Part 3: Post-interview (recall & judgment)
When the interview ends, the interface changes to focus on the post-interview process. The AI extracts the key information against each question and the recording becomes something you can navigate using the main timeline element at the top of the screen.
A key decision here was ensuring that other interviewers’ notes and decisions stay hidden until you submit your own. This protects independent judgment, and it’s a deliberate break from how most ATSs work.
Handling commercial complexity
The experience had to work for very different customers, from small startups to large enterprises. These have different budgets and different appetites for features like AI and interview recording.
Some enterprises weren't ready to turn everything on. So I designed the interface in a modular way, with key parts of the experience able to be toggled on and off per customer.
That design decision is what made tiered pricing possible. Working with the founders, I used it to shape a packaging model that let us close deals with large enterprise accounts who needed to start small.

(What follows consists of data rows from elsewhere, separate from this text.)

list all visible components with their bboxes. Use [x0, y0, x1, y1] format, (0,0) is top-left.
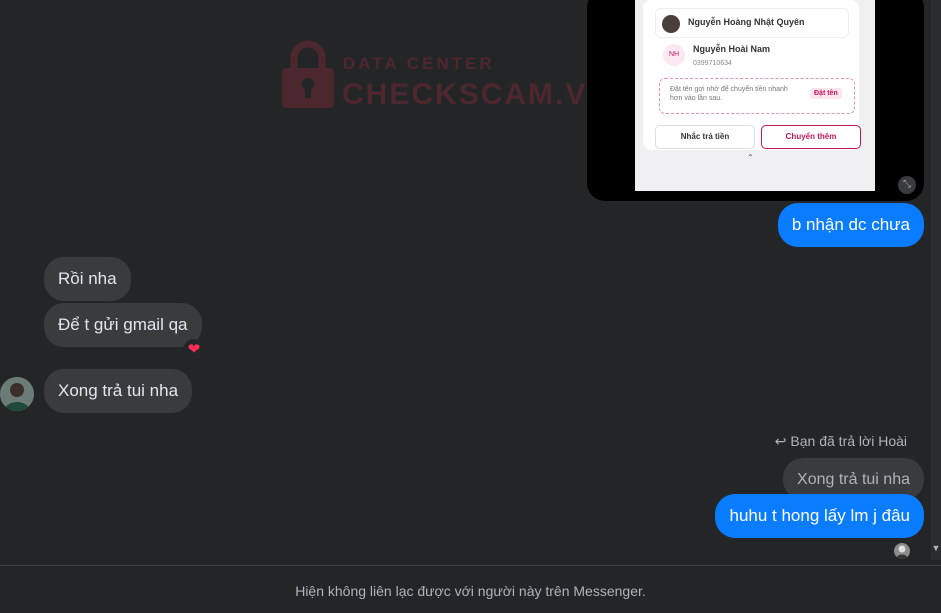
heart-reaction-icon[interactable]: ❤ [183, 339, 205, 361]
payer-name: Nguyễn Hoàng Nhật Quyên [688, 17, 805, 27]
transfer-more-button: Chuyển thêm [761, 125, 861, 149]
payee-name: Nguyễn Hoài Nam [693, 44, 771, 54]
transfer-card: Nguyễn Hoàng Nhật Quyên NH Nguyễn Hoài N… [643, 0, 861, 150]
unavailable-notice: Hiện không liên lạc được với người này t… [295, 583, 646, 599]
remind-payment-button: Nhắc trả tiền [655, 125, 755, 149]
set-nickname-button: Đặt tên [810, 88, 842, 99]
payee-avatar: NH [663, 44, 685, 66]
image-attachment[interactable]: Nguyễn Hoàng Nhật Quyên NH Nguyễn Hoài N… [587, 0, 924, 201]
lock-icon [282, 40, 334, 108]
watermark: DATA CENTER CHECKSCAM.VN [280, 38, 609, 112]
reply-note-text: Bạn đã trả lời Hoài [790, 433, 907, 449]
scroll-down-icon[interactable]: ▼ [931, 543, 941, 555]
footer-divider [0, 565, 941, 566]
message-bubble-outgoing[interactable]: huhu t hong lấy lm j đâu [715, 494, 924, 538]
expand-icon[interactable]: ⤡ [898, 176, 916, 194]
payer-avatar [662, 15, 680, 33]
message-bubble-outgoing[interactable]: b nhận dc chưa [777, 203, 924, 247]
seen-avatar [894, 543, 910, 559]
payer-row: Nguyễn Hoàng Nhật Quyên [655, 8, 849, 38]
payment-screenshot: Nguyễn Hoàng Nhật Quyên NH Nguyễn Hoài N… [635, 0, 875, 191]
nickname-box: Đặt tên gợi nhớ để chuyển tiền nhanh hơn… [659, 78, 855, 114]
message-bubble-incoming[interactable]: Xong trả tui nha [44, 369, 193, 413]
watermark-title: CHECKSCAM.VN [342, 78, 612, 111]
message-bubble-incoming[interactable]: Để t gửi gmail qa [44, 303, 202, 347]
payee-phone: 0399710634 [693, 60, 732, 67]
scrollbar[interactable] [931, 0, 941, 560]
person-icon [894, 543, 910, 559]
message-bubble-incoming[interactable]: Rồi nha [44, 257, 131, 301]
caret-up-icon: ⌃ [747, 153, 754, 162]
reply-icon: ↩ [774, 433, 787, 449]
contact-avatar[interactable] [0, 377, 34, 411]
reply-indicator: ↩ Bạn đã trả lời Hoài [775, 433, 907, 450]
nickname-hint: Đặt tên gợi nhớ để chuyển tiền nhanh hơn… [670, 86, 788, 102]
person-icon [0, 377, 34, 411]
watermark-subtitle: DATA CENTER [343, 54, 495, 73]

It also gave accounts a path to grow. As customers adopt more features they move up a tier, which has helped turn one-off sales into multi-year contracts.
Validating the solution
Evidenced has a small customer base and is a high-touch B2B product. Therefore I chose research methods suited to small numbers rather than metrics for statistical validation.
- Dogfooding on our own hiring, we ran our own interviews on the product, which helped us identify issues before releasing it to customers.
- Session-recording review (FullStory), watching real interviewers showed me where the UI was distracting and where it was working. Watching interviewers in action was the only way to observe the real-world behaviour.
- Structured customer interviews and CS calls, direct qualitative signal from our daily users about pain points and areas for improvement.
The future of the interviewing experience
The explosion in AI usage has had a significant impact on structured interviewing.
On one side, candidates using AI during live interviews can reduce the effectiveness of the assessment. If you can’t tell whose thinking you’re evaluating, the evidence is worth less. That pushes the product towards assessment built on real work and real scenarios, which is harder to fake.
On the other, AI is now part of how people actually work. So assessing how well someone uses it has become a skill in its own right, and that’s where I’d be investing.